- Pubblicità -
Tempo di lettura: 3 minuti

Benevento – Addio 2020. Un anno che entrerà di diritto nella storia per quanto è stato pesante e pieno di difficoltà. L’anno della pandemia, evento che non ha una cadenza ordinaria, scandita dal tempo. Questa è una cifra straordinaria, ma nella peggiore delle accezioni.

Un minuscolo corpo capace di decimare popolazioni e farlo in maniera subdola, prendendosela maggiormente con gli indifesi, con chi già ha da combattere e non ha alcun bisogno di spallate ulteriori per poter cadere.

Un anno nel quale ci hanno insegnato che tutto ciò che rientrava nella normalità era diventato “fuorilegge”. Ciò che poteva regalare gioia, di punto in bianco, era diventato una minaccia. Spazzate via tutte le abitudini di normale convivenza umana. Alcol, droga e armi portano alla morte, il 2020 ha insegnato che lo stesso fanno abbracci, mani strette e baci. L’umanità e la socievolezza “uccidono”. Ci ha insegnato un modo diverso di vivere: nascosti dietro mascherine. Spariti i sorrisi, sparite le smorfie, sparite le confidenze. Tutto in poco tempo e abituarsi non è stato per niente facile.

Ma non tutti i mali vengono per nuocere. La Campania è la Regione dei problemi atavici, quella degli ospedali che vengono chiusi e dei trasporti che fanno acqua da tutte le parti. Quella in cui curarsi è un calvario e andare a scuola un viaggio della speranza con studenti stipati come sardine. Doveva esserci una pandemia per capire che un posto in terapia intensiva non è come cercare una stanza d’albergo all’ultimo minuto a Madonna di Campiglio. Forse rientra tra i diritti delle persone, perché va ricordato, la salute e la cura sono dei diritti e non delle gentili concessioni. L’aver aumentato i posti non è la promessa da campagna elettorale e l’applauso ad elezione ricevuta, è un obbligo di chi governa una popolazione.

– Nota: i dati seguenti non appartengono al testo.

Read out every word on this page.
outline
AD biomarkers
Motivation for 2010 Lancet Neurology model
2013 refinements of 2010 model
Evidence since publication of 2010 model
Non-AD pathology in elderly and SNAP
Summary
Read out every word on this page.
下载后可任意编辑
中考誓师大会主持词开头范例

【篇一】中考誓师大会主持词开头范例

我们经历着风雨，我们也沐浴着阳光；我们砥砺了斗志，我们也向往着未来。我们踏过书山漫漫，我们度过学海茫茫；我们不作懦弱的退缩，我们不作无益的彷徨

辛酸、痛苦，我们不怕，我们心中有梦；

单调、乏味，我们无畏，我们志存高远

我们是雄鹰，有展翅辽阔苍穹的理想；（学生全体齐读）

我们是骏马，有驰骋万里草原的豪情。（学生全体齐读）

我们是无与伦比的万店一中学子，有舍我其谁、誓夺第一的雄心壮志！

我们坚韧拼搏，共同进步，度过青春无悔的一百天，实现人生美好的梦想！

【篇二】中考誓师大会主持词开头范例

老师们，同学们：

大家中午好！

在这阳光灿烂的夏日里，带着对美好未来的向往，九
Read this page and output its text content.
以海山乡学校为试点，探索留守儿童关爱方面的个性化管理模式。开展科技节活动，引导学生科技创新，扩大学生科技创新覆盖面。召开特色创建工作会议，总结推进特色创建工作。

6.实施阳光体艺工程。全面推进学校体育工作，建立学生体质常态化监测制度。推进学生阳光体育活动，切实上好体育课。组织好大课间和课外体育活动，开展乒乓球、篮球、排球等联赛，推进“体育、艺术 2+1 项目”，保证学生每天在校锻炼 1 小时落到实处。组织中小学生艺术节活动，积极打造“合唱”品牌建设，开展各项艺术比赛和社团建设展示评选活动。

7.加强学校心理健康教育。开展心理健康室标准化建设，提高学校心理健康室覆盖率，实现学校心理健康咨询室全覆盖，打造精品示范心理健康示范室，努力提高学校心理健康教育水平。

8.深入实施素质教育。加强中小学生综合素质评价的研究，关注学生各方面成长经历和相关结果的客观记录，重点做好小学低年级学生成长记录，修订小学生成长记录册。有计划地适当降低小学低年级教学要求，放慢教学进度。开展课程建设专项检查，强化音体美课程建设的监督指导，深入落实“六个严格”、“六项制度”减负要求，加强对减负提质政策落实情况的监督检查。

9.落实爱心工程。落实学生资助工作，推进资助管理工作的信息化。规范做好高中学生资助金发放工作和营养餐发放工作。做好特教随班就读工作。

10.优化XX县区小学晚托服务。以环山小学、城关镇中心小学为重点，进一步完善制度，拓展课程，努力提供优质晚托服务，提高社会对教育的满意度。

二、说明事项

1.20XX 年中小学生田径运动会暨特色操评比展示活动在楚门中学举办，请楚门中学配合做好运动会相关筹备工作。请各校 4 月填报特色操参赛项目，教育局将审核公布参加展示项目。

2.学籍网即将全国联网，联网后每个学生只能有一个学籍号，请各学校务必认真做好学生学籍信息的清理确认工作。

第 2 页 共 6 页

Il 2020 sarà storico, almeno per la Campania, anche per questo. Una regione vittima delle sue problematiche, dei suoi difetti e di classi dirigenti più attente a fare da virologi e studiare curve di contagi che non a renderla pronta in caso di emergenza. Una regione che è da buttare quando le acque sono calme e viene raccontata come eccellenza quando c’è maremoto. E da questa onda sono apparse le figure che uno meno si aspettava. Senza dubbio il 2020 è stato l’anno di De Luca, l’uomo del “chiudo tutto” e del ”dobbiamo andare a votare”, come se il virus si potesse fermare sull’uscio della cabina elettorale. Il condottiero dai lunghi discorsi settimanali, capace di leggere numeri che “ovviamente” devono preoccupare ma non di differenziare i decessi “per” covid e “con” covid. Un distinguo banale, piccolo, ma sostanziale. Probabilmente differenziare le cose potrebbe far passare un messaggio diverso e non cavalcare le paure, lecite per carità, delle persone. Il calderone, di fronte a cose del genere, ha l’utilità di un brodo mangiato con la forchetta. Probabilmente informazioni dettagliate avrebbero potuto dare una sembianza diversa a quello che è un dramma sotto tutti i punti di vista. Disinformazione o leggerezza.

Ma sta finendo quest’anno, manca veramente poco. Un anno da buttare giù come si fa con le cose vecchie allo scoccare delle mezzanotte. E stavolta il messaggio che deve arrivare deve essere fatto di fiducia, attenzione sempre alta e rispetto delle regole basilari. Diremo che “a nuttat è passat” e torneremo a sorridere. Addio 2020, nessuno sentirà la tua mancanza.